Parliamentary Decorum and the Republic – Kaieteur News

Parliamentary Decorum and the Republic


Kaieteur News – There is one great story that is often used to establish the basic mythos of American democracy. It goes like this, as House Speaker Nancy Pelosi most recently said: “On the last day of the Constitutional Convention in 1787, when our Constitution was adopted, Americans gathered on the steps of the Independence Hall to await our government news the founders had crafted. They asked Benjamin Franklin, ‘What do we have, a republic or a monarchy?’ Franklin replied, ‘Republic, if you can keep it.’ ”

The basic concept of a Republic is simple – it is a representative system where people exercise power through their elected representatives, sometimes underpinning the more basic concept of democracy where people are governed by a government elected by a majority of voting citizens qualified country. In more homogeneous societies, the distinction can be lost but in a multicultural, multiracial courtesy like Guyana, specific representation is important. This was at least partly the idea – whatever the actual outcome – of the then Prime Minister [and Head of Government] Forbes Burnham took the country to Republic status on February 23, 1970.

The political system that evolved from that time to date – despite all its flaws – was designed at least in paper to give meaning to the official full name of this country, the Cooperative Republic of Guyana. The Parliamentary session held on Monday, the Twentieth Session of the Twelfth Parliament of Guyana, Day 1 of the “Debates” for the 2021 Budget, held the day before the 51st anniversary of the celebration of our Republic status, was a betrayal of any aspiration for a co-operative republic. As reported in our comment yesterday, the session was typically not characterized by any informed, considered consideration or questioning of the actual budget presented for 2021 and the programs it is supposed to cover.

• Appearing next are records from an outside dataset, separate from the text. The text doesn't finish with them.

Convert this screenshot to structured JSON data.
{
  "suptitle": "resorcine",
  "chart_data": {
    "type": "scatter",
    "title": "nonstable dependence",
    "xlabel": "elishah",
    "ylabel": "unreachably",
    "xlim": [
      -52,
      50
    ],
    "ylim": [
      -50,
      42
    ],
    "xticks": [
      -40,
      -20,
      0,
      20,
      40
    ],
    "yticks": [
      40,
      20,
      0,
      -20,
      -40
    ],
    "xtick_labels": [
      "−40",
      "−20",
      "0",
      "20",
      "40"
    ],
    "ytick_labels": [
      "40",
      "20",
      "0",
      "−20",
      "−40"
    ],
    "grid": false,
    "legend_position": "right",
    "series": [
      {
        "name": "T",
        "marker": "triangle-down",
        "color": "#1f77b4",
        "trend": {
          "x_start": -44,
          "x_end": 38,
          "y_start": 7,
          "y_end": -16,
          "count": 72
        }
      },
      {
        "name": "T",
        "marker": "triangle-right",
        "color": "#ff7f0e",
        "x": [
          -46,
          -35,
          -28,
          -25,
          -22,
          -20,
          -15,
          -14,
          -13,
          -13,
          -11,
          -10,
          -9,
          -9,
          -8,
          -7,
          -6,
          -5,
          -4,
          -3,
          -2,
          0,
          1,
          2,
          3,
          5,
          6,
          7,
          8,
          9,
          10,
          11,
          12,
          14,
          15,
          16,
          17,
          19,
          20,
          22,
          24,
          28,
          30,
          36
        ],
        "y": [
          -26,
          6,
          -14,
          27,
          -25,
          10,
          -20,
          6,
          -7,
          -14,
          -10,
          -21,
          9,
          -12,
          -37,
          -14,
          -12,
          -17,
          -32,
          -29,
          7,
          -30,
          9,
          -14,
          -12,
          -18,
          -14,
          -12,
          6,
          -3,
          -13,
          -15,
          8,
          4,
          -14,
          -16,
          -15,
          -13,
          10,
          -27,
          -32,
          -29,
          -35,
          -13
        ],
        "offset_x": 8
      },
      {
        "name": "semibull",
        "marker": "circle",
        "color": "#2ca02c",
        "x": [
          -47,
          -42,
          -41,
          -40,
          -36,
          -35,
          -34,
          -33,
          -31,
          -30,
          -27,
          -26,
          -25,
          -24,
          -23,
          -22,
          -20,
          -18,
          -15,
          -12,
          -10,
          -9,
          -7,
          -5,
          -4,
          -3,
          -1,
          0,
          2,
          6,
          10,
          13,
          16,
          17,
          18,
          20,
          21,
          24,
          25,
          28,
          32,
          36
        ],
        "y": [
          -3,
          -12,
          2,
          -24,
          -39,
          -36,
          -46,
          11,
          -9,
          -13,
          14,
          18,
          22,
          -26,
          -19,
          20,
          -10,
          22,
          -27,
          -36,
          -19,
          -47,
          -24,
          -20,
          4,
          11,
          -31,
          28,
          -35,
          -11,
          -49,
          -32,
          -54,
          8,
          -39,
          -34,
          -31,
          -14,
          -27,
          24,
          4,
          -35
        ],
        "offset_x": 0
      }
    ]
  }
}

What happened in the National Assembly instead was mostly empty theater, patently false information, poor research, boorish behavior that went well beyond any established definition of heckling, ironically overt homophobia in what used to be both sides of the house, obviously paralyzing the bait of race as racial representation and general homeless behavior to / from the political representatives of the citizens of a republic.

Yesterday, largely due to the limitations of COVID-19, for the first time since its inception, the celebration of our Republic anniversary festival, Mashramani, was non-existent. Yet, it should be noted that there has been no real attempt to frame why, the logic, it is worth continuing to keep the Republic going outside the party. The virtual ghost town that was Georgetown on a day, we are familiar with friendship and celebration aptly matched the macabre decline that was the parliamentary session held the day before.

We need no more lessons on the fragility and corruption of our fundamental democratic institutions in 2021. The year 2020 was encyclopedic in that respect, a bleak reminder of how many things must be set in order for us to keep our republic going whole.

There was one bright light on Monday. Newly minted Housing Minister and first-time Senator Susan Rodrigues began her budget presentation by first expressing disappointment at the poor intellectual quality of the debates, before proceeding to deliver a tour de force parliamentary performance that was, as it should be, grounded representation on facts from her political side, cruel deconstruction of the pitfalls of opposing arguments, and framing her portfolio within the larger national developmental agenda. Just as importantly, he did it with great decor. As the debates continue over the next couple of weeks, that is the standard her house colleagues should aspire to.